Spazi dove anche l’estetica ha un ruolo fondamentale…
Certo, il tema estetico è importante quanto la funzionalità degli spazi, l’ergonomia dei prodotti, l’illuminazione. Sono legati, strettamente interconnessi fra loro, e noi lavoriamo sull’intera filiera di questi aspetti come componenti della progettazione. L’obiettivo è quello di offrire un’esperienza funzionale ed emozionale, che sappia coinvolgere tutti e impronti tutti gli spazi di lavoro. È fondamentale saper intervenire sui colori, sulla luce, sulla tattilità dei materiali. Stiamo anche assistendo a una crescente diffusione di materiali intrinsecamente salubri come il rame, l’ottone, l’acciaio, facili da pulire e igienizzare. Ricordiamoci che un buon ambiente di lavoro trasmette emozioni e piacevoli sorprese. E il tema dell’esperienza diventerà sempre più centrale nell’organizzazione del lavoro.

Lavoro di prossimità, lavoro diffuso, smart e home working stanno mettendo in secondo piano il ruolo dell’ufficio?
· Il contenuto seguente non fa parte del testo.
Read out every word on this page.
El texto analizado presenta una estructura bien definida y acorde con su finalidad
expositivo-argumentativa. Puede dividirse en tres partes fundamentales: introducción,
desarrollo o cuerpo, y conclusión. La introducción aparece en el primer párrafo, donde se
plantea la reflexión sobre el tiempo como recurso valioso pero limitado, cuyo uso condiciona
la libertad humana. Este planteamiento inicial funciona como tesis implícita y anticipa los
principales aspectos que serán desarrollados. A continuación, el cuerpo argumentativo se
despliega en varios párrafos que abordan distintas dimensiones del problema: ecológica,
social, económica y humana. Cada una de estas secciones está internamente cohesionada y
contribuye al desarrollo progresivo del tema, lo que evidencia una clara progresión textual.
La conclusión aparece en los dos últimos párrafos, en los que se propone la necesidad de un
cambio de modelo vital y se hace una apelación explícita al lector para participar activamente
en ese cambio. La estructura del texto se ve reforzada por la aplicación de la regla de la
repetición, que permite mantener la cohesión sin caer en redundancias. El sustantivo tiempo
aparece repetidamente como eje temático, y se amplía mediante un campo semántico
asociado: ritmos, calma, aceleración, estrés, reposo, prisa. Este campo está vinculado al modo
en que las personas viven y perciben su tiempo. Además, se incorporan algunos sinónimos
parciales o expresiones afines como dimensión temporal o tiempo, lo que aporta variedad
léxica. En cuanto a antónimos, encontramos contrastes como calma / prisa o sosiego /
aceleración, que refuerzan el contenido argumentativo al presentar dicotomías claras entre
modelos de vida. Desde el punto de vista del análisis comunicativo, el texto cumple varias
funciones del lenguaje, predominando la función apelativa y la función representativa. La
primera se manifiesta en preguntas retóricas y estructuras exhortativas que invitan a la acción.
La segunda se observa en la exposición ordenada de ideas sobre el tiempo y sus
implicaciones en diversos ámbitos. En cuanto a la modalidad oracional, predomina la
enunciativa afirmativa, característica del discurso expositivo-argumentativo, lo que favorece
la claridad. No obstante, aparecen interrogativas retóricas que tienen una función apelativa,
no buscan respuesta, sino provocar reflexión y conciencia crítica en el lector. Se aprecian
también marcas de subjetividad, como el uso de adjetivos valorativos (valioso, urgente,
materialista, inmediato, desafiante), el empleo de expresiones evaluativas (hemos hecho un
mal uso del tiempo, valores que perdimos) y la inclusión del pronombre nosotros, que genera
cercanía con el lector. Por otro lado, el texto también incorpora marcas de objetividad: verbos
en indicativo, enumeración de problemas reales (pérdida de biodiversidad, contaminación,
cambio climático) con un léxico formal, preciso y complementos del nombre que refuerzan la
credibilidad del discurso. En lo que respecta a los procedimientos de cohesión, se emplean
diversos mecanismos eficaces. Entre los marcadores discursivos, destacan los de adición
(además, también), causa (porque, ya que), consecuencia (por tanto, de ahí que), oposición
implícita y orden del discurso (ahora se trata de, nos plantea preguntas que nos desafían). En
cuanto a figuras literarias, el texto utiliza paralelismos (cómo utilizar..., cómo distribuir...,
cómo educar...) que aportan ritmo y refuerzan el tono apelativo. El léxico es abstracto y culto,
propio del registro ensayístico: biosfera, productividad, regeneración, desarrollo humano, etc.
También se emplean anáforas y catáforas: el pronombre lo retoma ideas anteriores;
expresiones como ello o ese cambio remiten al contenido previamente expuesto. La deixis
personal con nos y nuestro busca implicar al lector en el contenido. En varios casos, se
Trovo sia ancora molto importante che un’azienda abbia un suo centro di gravità identitario, un luogo che sappia raccontare e trasferire l’immagine del brand e i valori aziendali. L’ufficio diventerà sempre più un luogo di condivisione, di training e coaching, dove si lavorerà in team hub e non dai singoli desk. E anche il manager uscirà dal suo ufficio d’angolo, con vista meravigliosa, per entrare in questa dinamica di condivisione.